顔を顰める。本日何度目かのため息を吐き出した。

「ジャック」

「なんだ、兄貴」

「顔、赤いな」

「月の灯りさ」

「それにラム酒の匂いもする」

「グレイの手の中にあるからな」

それに、兄貴からも匂うぜ。ハハ、と軽快に笑うジャックにこの愚弟め、ジャックの赤く染まった頬をグーで少し強めにこすり付けた。
ああいえばこういう。ただの酔っ払いかよ。最後に、と父譲りの鼻筋の良く通った高い鼻をつまんでやる。父の背を見て育った。海賊である父が俺たちスパロウ兄弟の誇りだった。


「いや・・・今でも誇り、か」

ただの独り言に何を返すでもなくジャックはぼんやり月を見上げる。
俺も、何を急に言い出しているんだ。
はあ、と肩を落として酒瓶を煽る。いつの間にか空になっていたようで出てきたのは本当に少量のラム酒が数滴だけだった。
不満げに舌打ちをした音が聞こえたのか。ジャックは懐から酒を取り出して片手で差し出してきた。用意と察しのいい弟だ。

「グレイ、空だろ」

「悪いな」

「弟の役目だ、安心してくれよ愚兄」

「この口がよく言う」

得意そうに唇を突き刺すので指で挟みこんでやる。
ん、と表情豊かに不満げな顔をしたので笑ってやった。

「手が出る兄貴を持つと大変だ」

「手の早い弟を持つのも結構大変だぞ」

こりゃどっちもどっちだな、と顔を見合わせながら二人して呆れため息を吐き出す。
夜中のせいか冷えてきた。酒もあまり回りがよくないな今夜は。
欠伸を漏らしながら伸びをするジャックに、両腕をさすって顎で指した。


「そろそろ戻るか、・・・明日も早い」

「ああ、そうだな」

よ、っと。と大層重そうに腰を上げたジャックはそのまま身体を揺らして地面に足から崩れ落ちる。吃驚したが反射的に彼の腕を掴んだお蔭か倒れることはなかったが、ひやひやした。
ジャック自信驚いたように目を丸めて顔を見合わせるのでもうなんか救いようがないな。大丈夫かよ、と腕を引っ張り立たせる。俺が思っているよりもずっと飲んでたようで、彼が思っているほど全然酔いは回っていたようだ。
一人じゃ歩けそうもないジャックにバアカ、と笑ってやった。

「お、と・・・っと。
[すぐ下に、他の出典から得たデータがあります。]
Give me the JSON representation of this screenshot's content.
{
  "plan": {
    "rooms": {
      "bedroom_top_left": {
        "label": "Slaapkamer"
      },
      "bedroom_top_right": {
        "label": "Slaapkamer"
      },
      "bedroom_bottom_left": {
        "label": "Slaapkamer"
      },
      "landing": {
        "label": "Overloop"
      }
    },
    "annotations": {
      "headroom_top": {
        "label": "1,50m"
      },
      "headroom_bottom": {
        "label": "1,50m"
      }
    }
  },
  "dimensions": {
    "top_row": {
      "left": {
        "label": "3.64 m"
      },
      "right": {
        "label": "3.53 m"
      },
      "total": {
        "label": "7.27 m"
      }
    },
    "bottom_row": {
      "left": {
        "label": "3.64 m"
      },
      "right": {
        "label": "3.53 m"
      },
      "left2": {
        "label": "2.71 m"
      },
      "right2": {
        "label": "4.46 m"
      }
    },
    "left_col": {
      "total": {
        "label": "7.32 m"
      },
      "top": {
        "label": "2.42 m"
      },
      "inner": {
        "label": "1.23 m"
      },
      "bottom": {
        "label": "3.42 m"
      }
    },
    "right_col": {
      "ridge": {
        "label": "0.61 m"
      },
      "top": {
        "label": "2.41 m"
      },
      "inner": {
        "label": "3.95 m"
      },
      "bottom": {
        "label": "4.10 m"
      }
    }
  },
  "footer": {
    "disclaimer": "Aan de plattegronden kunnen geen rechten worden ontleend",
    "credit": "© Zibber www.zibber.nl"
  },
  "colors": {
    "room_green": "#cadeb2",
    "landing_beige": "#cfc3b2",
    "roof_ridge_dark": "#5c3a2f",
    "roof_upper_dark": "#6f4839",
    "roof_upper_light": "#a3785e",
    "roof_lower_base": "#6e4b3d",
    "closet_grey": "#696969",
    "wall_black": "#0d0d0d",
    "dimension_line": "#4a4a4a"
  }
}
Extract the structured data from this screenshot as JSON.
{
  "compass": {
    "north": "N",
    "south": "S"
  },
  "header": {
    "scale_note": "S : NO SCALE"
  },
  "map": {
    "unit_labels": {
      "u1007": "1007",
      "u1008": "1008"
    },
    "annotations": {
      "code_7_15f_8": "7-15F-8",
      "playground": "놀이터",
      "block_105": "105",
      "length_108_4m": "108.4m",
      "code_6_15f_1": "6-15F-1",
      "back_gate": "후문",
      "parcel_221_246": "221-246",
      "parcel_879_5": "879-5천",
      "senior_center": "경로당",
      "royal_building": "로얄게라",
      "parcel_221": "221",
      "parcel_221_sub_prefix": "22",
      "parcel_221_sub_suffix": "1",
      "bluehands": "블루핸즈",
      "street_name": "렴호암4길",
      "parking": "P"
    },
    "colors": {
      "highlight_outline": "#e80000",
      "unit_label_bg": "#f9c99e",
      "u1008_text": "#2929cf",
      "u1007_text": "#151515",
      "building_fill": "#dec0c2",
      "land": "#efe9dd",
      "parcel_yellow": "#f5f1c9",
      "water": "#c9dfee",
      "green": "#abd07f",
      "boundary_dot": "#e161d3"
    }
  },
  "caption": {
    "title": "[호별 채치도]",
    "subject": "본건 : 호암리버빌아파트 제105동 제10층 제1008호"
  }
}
悪い、」

「これが兄の役目ってやつだろ?愚弟よ」

笑うジャックに肩を貸したまま、寝床へ二人して覚束ない足取りで船の上を歩いて行った。
赤い月の下、明日は嵐だ。そんな会話を暗闇に響かせながら、乗組員の鼾にかき消されながら愚弟と愚兄は暗闇に呑まれ、消えていった。